Oregon Does it to MERS Again

By Daniel Edstrom
DTC Systems, Inc.

Once again MERS is hammered, this time in Federal District Court by the Honorable Owen M. Panner.  This judge understands clearly what is going on and has some serious questions.  Read this case to understand securitization and foreclosures.  Here are some highlights (there are many others):

Should the beneficiary choose to initiate non-judicial foreclosure proceedings, the Act’s recording requirements mandate the recording of any assignments of the beneficial interest in the trust deed.

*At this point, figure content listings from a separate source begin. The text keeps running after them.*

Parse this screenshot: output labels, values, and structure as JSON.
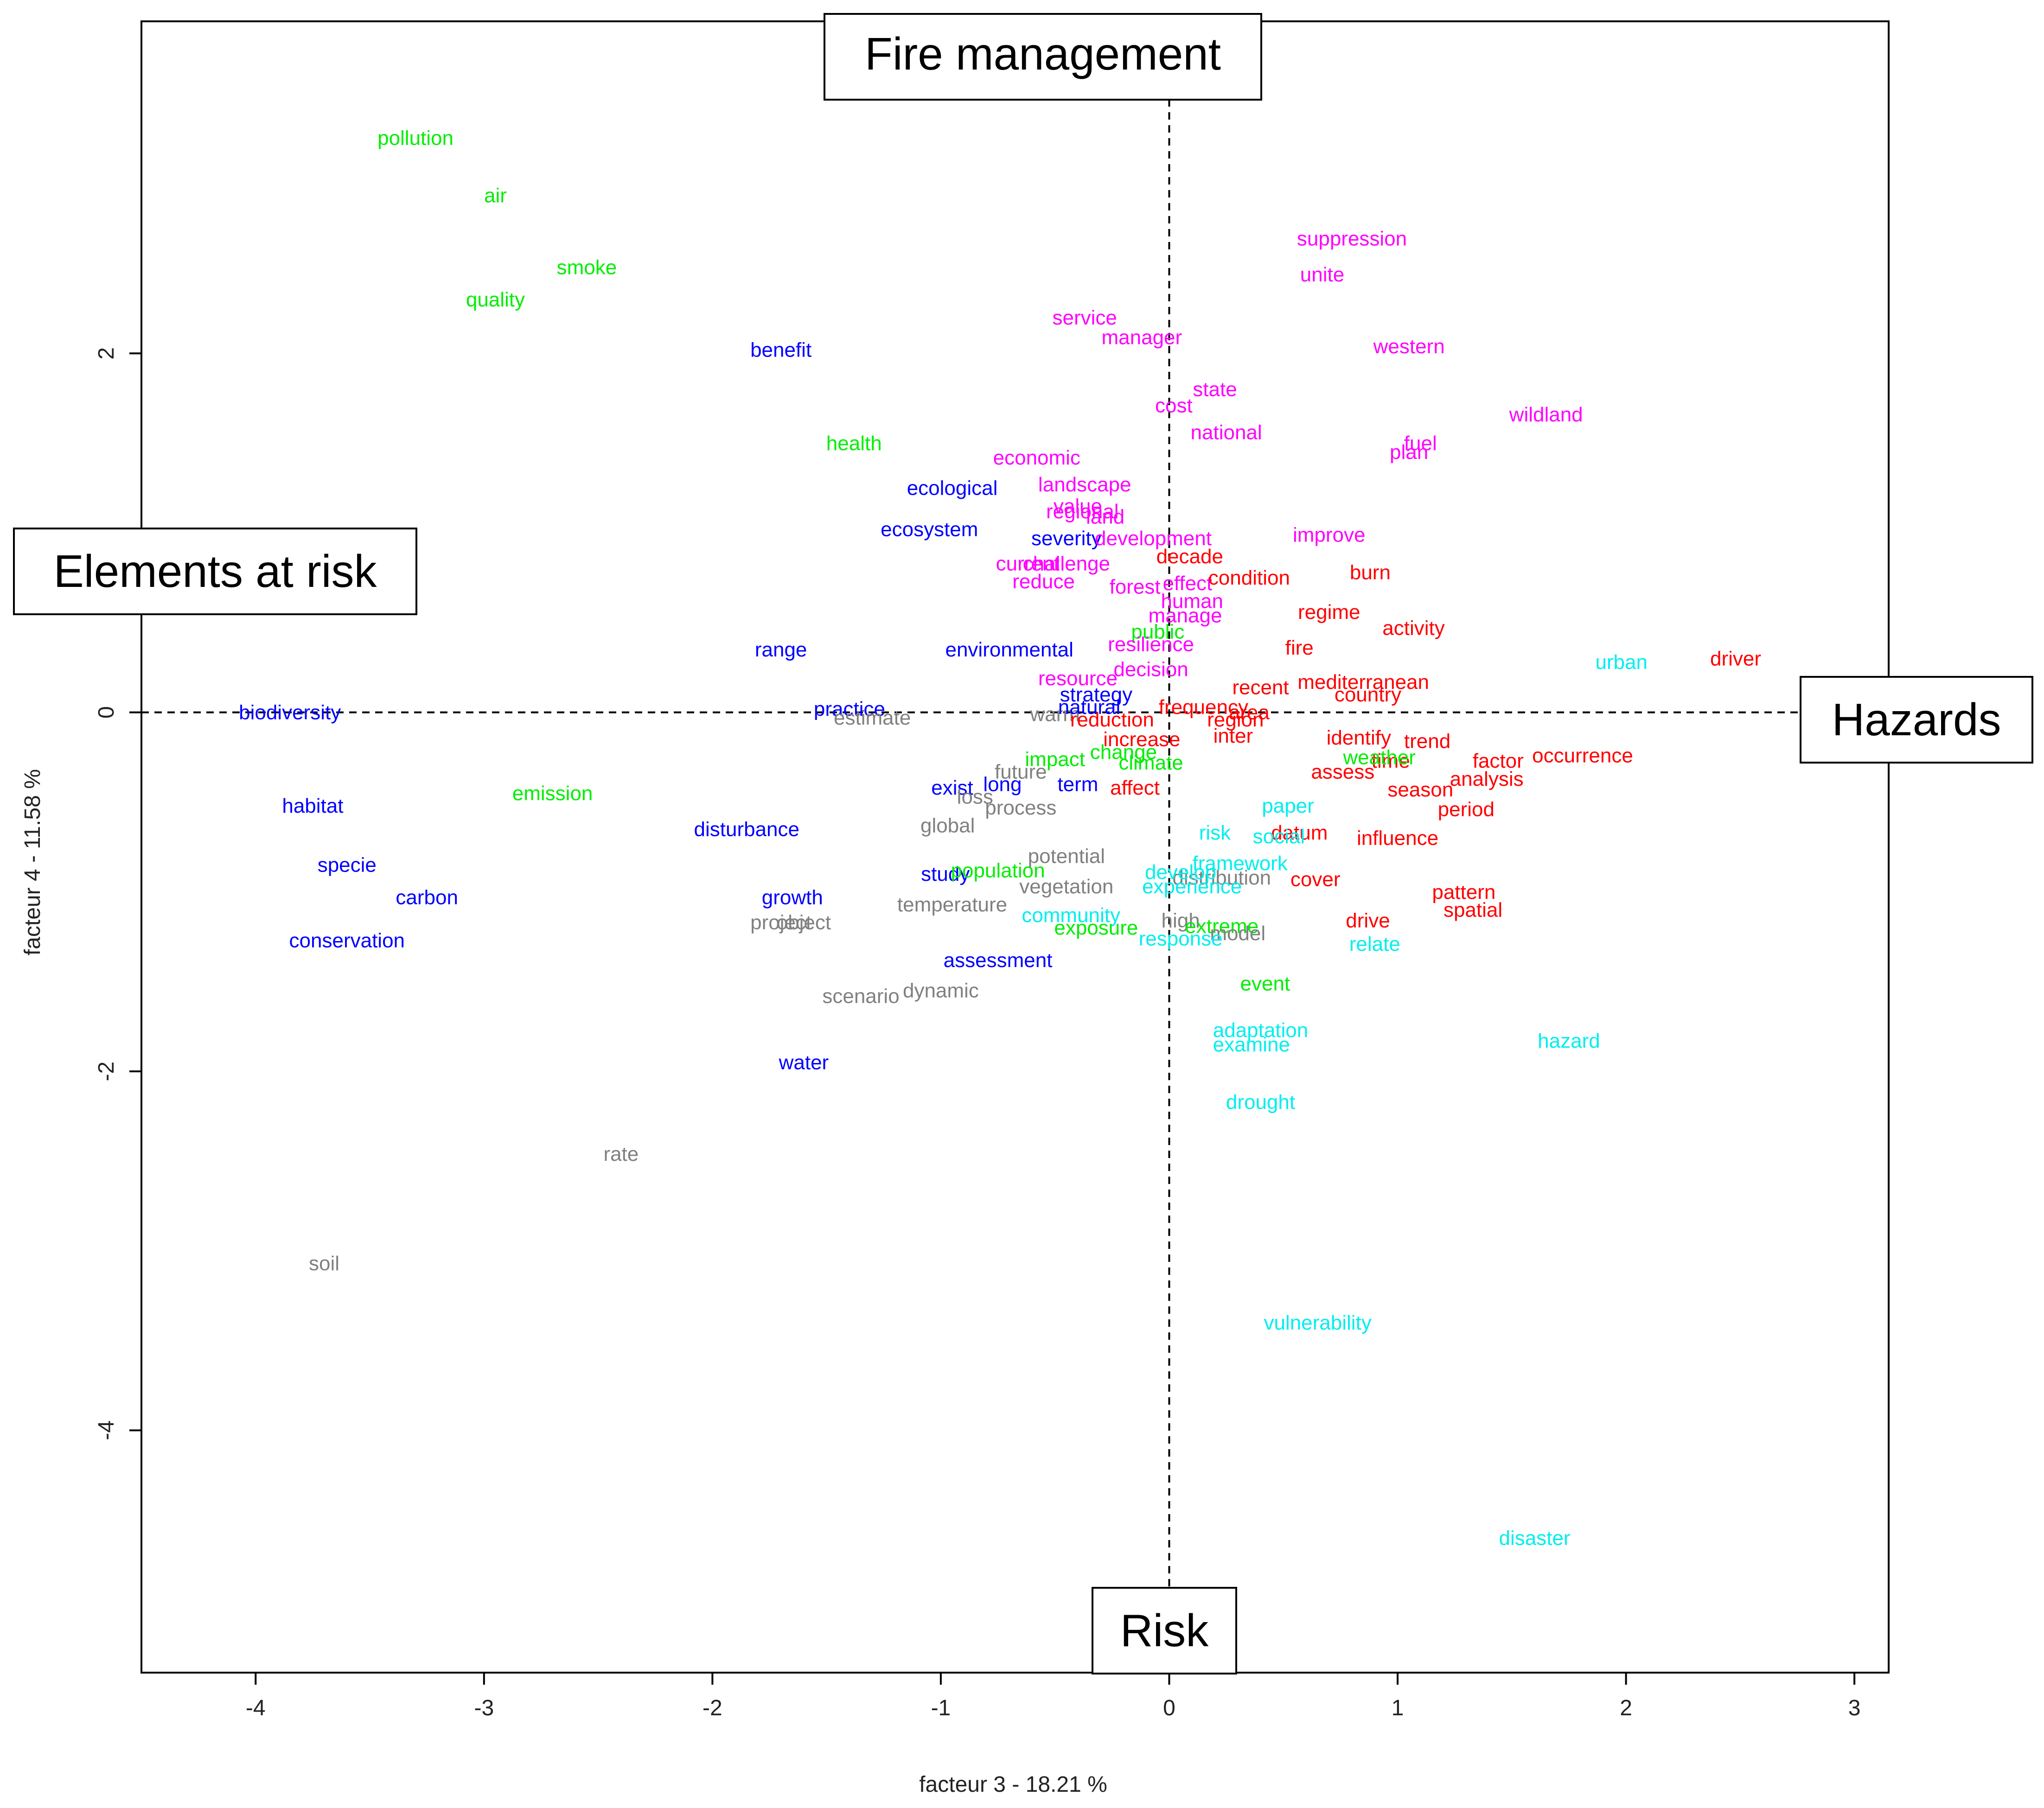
{
  "chart_data": {
    "type": "scatter",
    "title": "",
    "xlabel": "facteur  3  - 18.21 %",
    "ylabel": "facteur  4  - 11.58 %",
    "xlim": [
      -4.5,
      3.15
    ],
    "ylim": [
      -5.35,
      3.85
    ],
    "x_ticks": [
      -4,
      -3,
      -2,
      -1,
      0,
      1,
      2,
      3
    ],
    "y_ticks": [
      -4,
      -2,
      0,
      2
    ],
    "reference_lines": {
      "x": 0,
      "y": 0,
      "style": "dashed"
    },
    "annotations": {
      "top": "Fire management",
      "left": "Elements at risk",
      "right": "Hazards",
      "bottom": "Risk"
    },
    "group_colors": {
      "red": "#ff0000",
      "magenta": "#ff00ff",
      "blue": "#0000ff",
      "green": "#00ee00",
      "cyan": "#00eeee",
      "gray": "#808080"
    },
    "points": [
      {
        "t": "pollution",
        "x": -3.3,
        "y": 3.2,
        "g": "green"
      },
      {
        "t": "air",
        "x": -2.95,
        "y": 2.88,
        "g": "green"
      },
      {
        "t": "smoke",
        "x": -2.55,
        "y": 2.48,
        "g": "green"
      },
      {
        "t": "quality",
        "x": -2.95,
        "y": 2.3,
        "g": "green"
      },
      {
        "t": "benefit",
        "x": -1.7,
        "y": 2.02,
        "g": "blue"
      },
      {
        "t": "health",
        "x": -1.38,
        "y": 1.5,
        "g": "green"
      },
      {
        "t": "ecological",
        "x": -0.95,
        "y": 1.25,
        "g": "blue"
      },
      {
        "t": "ecosystem",
        "x": -1.05,
        "y": 1.02,
        "g": "blue"
      },
      {
        "t": "severity",
        "x": -0.45,
        "y": 0.97,
        "g": "blue"
      },
      {
        "t": "range",
        "x": -1.7,
        "y": 0.35,
        "g": "blue"
      },
      {
        "t": "environmental",
        "x": -0.7,
        "y": 0.35,
        "g": "blue"
      },
      {
        "t": "biodiversity",
        "x": -3.85,
        "y": 0.0,
        "g": "blue"
      },
      {
        "t": "practice",
        "x": -1.4,
        "y": 0.02,
        "g": "blue"
      },
      {
        "t": "estimate",
        "x": -1.3,
        "y": -0.03,
        "g": "gray"
      },
      {
        "t": "warm",
        "x": -0.5,
        "y": -0.01,
        "g": "gray"
      },
      {
        "t": "natural",
        "x": -0.35,
        "y": 0.03,
        "g": "blue"
      },
      {
        "t": "strategy",
        "x": -0.32,
        "y": 0.1,
        "g": "blue"
      },
      {
        "t": "habitat",
        "x": -3.75,
        "y": -0.52,
        "g": "blue"
      },
      {
        "t": "emission",
        "x": -2.7,
        "y": -0.45,
        "g": "green"
      },
      {
        "t": "disturbance",
        "x": -1.85,
        "y": -0.65,
        "g": "blue"
      },
      {
        "t": "exist",
        "x": -0.95,
        "y": -0.42,
        "g": "blue"
      },
      {
        "t": "long",
        "x": -0.73,
        "y": -0.4,
        "g": "blue"
      },
      {
        "t": "term",
        "x": -0.4,
        "y": -0.4,
        "g": "blue"
      },
      {
        "t": "loss",
        "x": -0.85,
        "y": -0.47,
        "g": "gray"
      },
      {
        "t": "future",
        "x": -0.65,
        "y": -0.33,
        "g": "gray"
      },
      {
        "t": "process",
        "x": -0.65,
        "y": -0.53,
        "g": "gray"
      },
      {
        "t": "global",
        "x": -0.97,
        "y": -0.63,
        "g": "gray"
      },
      {
        "t": "specie",
        "x": -3.6,
        "y": -0.85,
        "g": "blue"
      },
      {
        "t": "carbon",
        "x": -3.25,
        "y": -1.03,
        "g": "blue"
      },
      {
        "t": "conservation",
        "x": -3.6,
        "y": -1.27,
        "g": "blue"
      },
      {
        "t": "growth",
        "x": -1.65,
        "y": -1.03,
        "g": "blue"
      },
      {
        "t": "project",
        "x": -1.7,
        "y": -1.17,
        "g": "gray"
      },
      {
        "t": "object",
        "x": -1.6,
        "y": -1.17,
        "g": "gray"
      },
      {
        "t": "study",
        "x": -0.98,
        "y": -0.9,
        "g": "blue"
      },
      {
        "t": "population",
        "x": -0.75,
        "y": -0.88,
        "g": "green"
      },
      {
        "t": "temperature",
        "x": -0.95,
        "y": -1.07,
        "g": "gray"
      },
      {
        "t": "potential",
        "x": -0.45,
        "y": -0.8,
        "g": "gray"
      },
      {
        "t": "vegetation",
        "x": -0.45,
        "y": -0.97,
        "g": "gray"
      },
      {
        "t": "assessment",
        "x": -0.75,
        "y": -1.38,
        "g": "blue"
      },
      {
        "t": "scenario",
        "x": -1.35,
        "y": -1.58,
        "g": "gray"
      },
      {
        "t": "dynamic",
        "x": -1.0,
        "y": -1.55,
        "g": "gray"
      },
      {
        "t": "water",
        "x": -1.6,
        "y": -1.95,
        "g": "blue"
      },
      {
        "t": "rate",
        "x": -2.4,
        "y": -2.46,
        "g": "gray"
      },
      {
        "t": "soil",
        "x": -3.7,
        "y": -3.07,
        "g": "gray"
      },
      {
        "t": "service",
        "x": -0.37,
        "y": 2.2,
        "g": "magenta"
      },
      {
        "t": "manager",
        "x": -0.12,
        "y": 2.09,
        "g": "magenta"
      },
      {
        "t": "state",
        "x": 0.2,
        "y": 1.8,
        "g": "magenta"
      },
      {
        "t": "cost",
        "x": 0.02,
        "y": 1.71,
        "g": "magenta"
      },
      {
        "t": "national",
        "x": 0.25,
        "y": 1.56,
        "g": "magenta"
      },
      {
        "t": "economic",
        "x": -0.58,
        "y": 1.42,
        "g": "magenta"
      },
      {
        "t": "landscape",
        "x": -0.37,
        "y": 1.27,
        "g": "magenta"
      },
      {
        "t": "value",
        "x": -0.4,
        "y": 1.15,
        "g": "magenta"
      },
      {
        "t": "regional",
        "x": -0.38,
        "y": 1.12,
        "g": "magenta"
      },
      {
        "t": "land",
        "x": -0.28,
        "y": 1.09,
        "g": "magenta"
      },
      {
        "t": "development",
        "x": -0.07,
        "y": 0.97,
        "g": "magenta"
      },
      {
        "t": "current",
        "x": -0.62,
        "y": 0.83,
        "g": "magenta"
      },
      {
        "t": "challenge",
        "x": -0.45,
        "y": 0.83,
        "g": "magenta"
      },
      {
        "t": "reduce",
        "x": -0.55,
        "y": 0.73,
        "g": "magenta"
      },
      {
        "t": "forest",
        "x": -0.15,
        "y": 0.7,
        "g": "magenta"
      },
      {
        "t": "effect",
        "x": 0.08,
        "y": 0.72,
        "g": "magenta"
      },
      {
        "t": "human",
        "x": 0.1,
        "y": 0.62,
        "g": "magenta"
      },
      {
        "t": "manage",
        "x": 0.07,
        "y": 0.54,
        "g": "magenta"
      },
      {
        "t": "public",
        "x": -0.05,
        "y": 0.45,
        "g": "green"
      },
      {
        "t": "resilience",
        "x": -0.08,
        "y": 0.38,
        "g": "magenta"
      },
      {
        "t": "decision",
        "x": -0.08,
        "y": 0.24,
        "g": "magenta"
      },
      {
        "t": "resource",
        "x": -0.4,
        "y": 0.19,
        "g": "magenta"
      },
      {
        "t": "suppression",
        "x": 0.8,
        "y": 2.64,
        "g": "magenta"
      },
      {
        "t": "unite",
        "x": 0.67,
        "y": 2.44,
        "g": "magenta"
      },
      {
        "t": "western",
        "x": 1.05,
        "y": 2.04,
        "g": "magenta"
      },
      {
        "t": "wildland",
        "x": 1.65,
        "y": 1.66,
        "g": "magenta"
      },
      {
        "t": "fuel",
        "x": 1.1,
        "y": 1.5,
        "g": "magenta"
      },
      {
        "t": "plan",
        "x": 1.05,
        "y": 1.45,
        "g": "magenta"
      },
      {
        "t": "improve",
        "x": 0.7,
        "y": 0.99,
        "g": "magenta"
      },
      {
        "t": "decade",
        "x": 0.09,
        "y": 0.87,
        "g": "red"
      },
      {
        "t": "condition",
        "x": 0.35,
        "y": 0.75,
        "g": "red"
      },
      {
        "t": "burn",
        "x": 0.88,
        "y": 0.78,
        "g": "red"
      },
      {
        "t": "regime",
        "x": 0.7,
        "y": 0.56,
        "g": "red"
      },
      {
        "t": "activity",
        "x": 1.07,
        "y": 0.47,
        "g": "red"
      },
      {
        "t": "fire",
        "x": 0.57,
        "y": 0.36,
        "g": "red"
      },
      {
        "t": "recent",
        "x": 0.4,
        "y": 0.14,
        "g": "red"
      },
      {
        "t": "mediterranean",
        "x": 0.85,
        "y": 0.17,
        "g": "red"
      },
      {
        "t": "country",
        "x": 0.87,
        "y": 0.1,
        "g": "red"
      },
      {
        "t": "frequency",
        "x": 0.15,
        "y": 0.03,
        "g": "red"
      },
      {
        "t": "area",
        "x": 0.35,
        "y": 0.0,
        "g": "red"
      },
      {
        "t": "region",
        "x": 0.29,
        "y": -0.04,
        "g": "red"
      },
      {
        "t": "inter",
        "x": 0.28,
        "y": -0.13,
        "g": "red"
      },
      {
        "t": "reduction",
        "x": -0.25,
        "y": -0.04,
        "g": "red"
      },
      {
        "t": "increase",
        "x": -0.12,
        "y": -0.15,
        "g": "red"
      },
      {
        "t": "affect",
        "x": -0.15,
        "y": -0.42,
        "g": "red"
      },
      {
        "t": "identify",
        "x": 0.83,
        "y": -0.14,
        "g": "red"
      },
      {
        "t": "trend",
        "x": 1.13,
        "y": -0.16,
        "g": "red"
      },
      {
        "t": "time",
        "x": 0.97,
        "y": -0.27,
        "g": "red"
      },
      {
        "t": "weather",
        "x": 0.92,
        "y": -0.25,
        "g": "green"
      },
      {
        "t": "assess",
        "x": 0.76,
        "y": -0.33,
        "g": "red"
      },
      {
        "t": "factor",
        "x": 1.44,
        "y": -0.27,
        "g": "red"
      },
      {
        "t": "analysis",
        "x": 1.39,
        "y": -0.37,
        "g": "red"
      },
      {
        "t": "occurrence",
        "x": 1.81,
        "y": -0.24,
        "g": "red"
      },
      {
        "t": "season",
        "x": 1.1,
        "y": -0.43,
        "g": "red"
      },
      {
        "t": "period",
        "x": 1.3,
        "y": -0.54,
        "g": "red"
      },
      {
        "t": "datum",
        "x": 0.57,
        "y": -0.67,
        "g": "red"
      },
      {
        "t": "influence",
        "x": 1.0,
        "y": -0.7,
        "g": "red"
      },
      {
        "t": "distribution",
        "x": 0.23,
        "y": -0.92,
        "g": "gray"
      },
      {
        "t": "cover",
        "x": 0.64,
        "y": -0.93,
        "g": "red"
      },
      {
        "t": "pattern",
        "x": 1.29,
        "y": -1.0,
        "g": "red"
      },
      {
        "t": "spatial",
        "x": 1.33,
        "y": -1.1,
        "g": "red"
      },
      {
        "t": "drive",
        "x": 0.87,
        "y": -1.16,
        "g": "red"
      },
      {
        "t": "driver",
        "x": 2.48,
        "y": 0.3,
        "g": "red"
      },
      {
        "t": "urban",
        "x": 1.98,
        "y": 0.28,
        "g": "cyan"
      },
      {
        "t": "climate",
        "x": -0.08,
        "y": -0.28,
        "g": "green"
      },
      {
        "t": "change",
        "x": -0.2,
        "y": -0.22,
        "g": "green"
      },
      {
        "t": "impact",
        "x": -0.5,
        "y": -0.26,
        "g": "green"
      },
      {
        "t": "paper",
        "x": 0.52,
        "y": -0.52,
        "g": "cyan"
      },
      {
        "t": "risk",
        "x": 0.2,
        "y": -0.67,
        "g": "cyan"
      },
      {
        "t": "social",
        "x": 0.48,
        "y": -0.69,
        "g": "cyan"
      },
      {
        "t": "framework",
        "x": 0.31,
        "y": -0.84,
        "g": "cyan"
      },
      {
        "t": "develop",
        "x": 0.05,
        "y": -0.89,
        "g": "cyan"
      },
      {
        "t": "experience",
        "x": 0.1,
        "y": -0.97,
        "g": "cyan"
      },
      {
        "t": "community",
        "x": -0.43,
        "y": -1.13,
        "g": "cyan"
      },
      {
        "t": "exposure",
        "x": -0.32,
        "y": -1.2,
        "g": "green"
      },
      {
        "t": "high",
        "x": 0.05,
        "y": -1.16,
        "g": "gray"
      },
      {
        "t": "extreme",
        "x": 0.23,
        "y": -1.19,
        "g": "green"
      },
      {
        "t": "model",
        "x": 0.3,
        "y": -1.23,
        "g": "gray"
      },
      {
        "t": "response",
        "x": 0.05,
        "y": -1.26,
        "g": "cyan"
      },
      {
        "t": "relate",
        "x": 0.9,
        "y": -1.29,
        "g": "cyan"
      },
      {
        "t": "event",
        "x": 0.42,
        "y": -1.51,
        "g": "green"
      },
      {
        "t": "adaptation",
        "x": 0.4,
        "y": -1.77,
        "g": "cyan"
      },
      {
        "t": "examine",
        "x": 0.36,
        "y": -1.85,
        "g": "cyan"
      },
      {
        "t": "hazard",
        "x": 1.75,
        "y": -1.83,
        "g": "cyan"
      },
      {
        "t": "drought",
        "x": 0.4,
        "y": -2.17,
        "g": "cyan"
      },
      {
        "t": "vulnerability",
        "x": 0.65,
        "y": -3.4,
        "g": "cyan"
      },
      {
        "t": "disaster",
        "x": 1.6,
        "y": -4.6,
        "g": "cyan"
      }
    ]
  }
}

Nobody held a gun to the head of the servicers and required them to use non-judicial foreclosure.  They have the right to choose which action they wish to use – non-judicial or judicial.  The problem in this case (and almost all other cases), is that the servicers are making the wrong choices.  Why?  Money, what else?.  It is not their concern that they don’t qualify to use non-judicial foreclosures.  It is not their concern that they have to strictly comply with statutes.  In 90% or more of all cases the homeowners are walking away so nobody will know anyway right?  Oops, now the titles have to be cleaned up because of the mess left behind by the servicers, which have all but destroyed the title records for foreclosed properties.  This means that in the future, somebody else will have to file a judicial lawsuit to clean up the title for a property because the servicer made the wrong choice and failed to strictly comply with non-judicial statutes.  By the way this problem is understated and far worse than anyone actually imagines or understands at this point.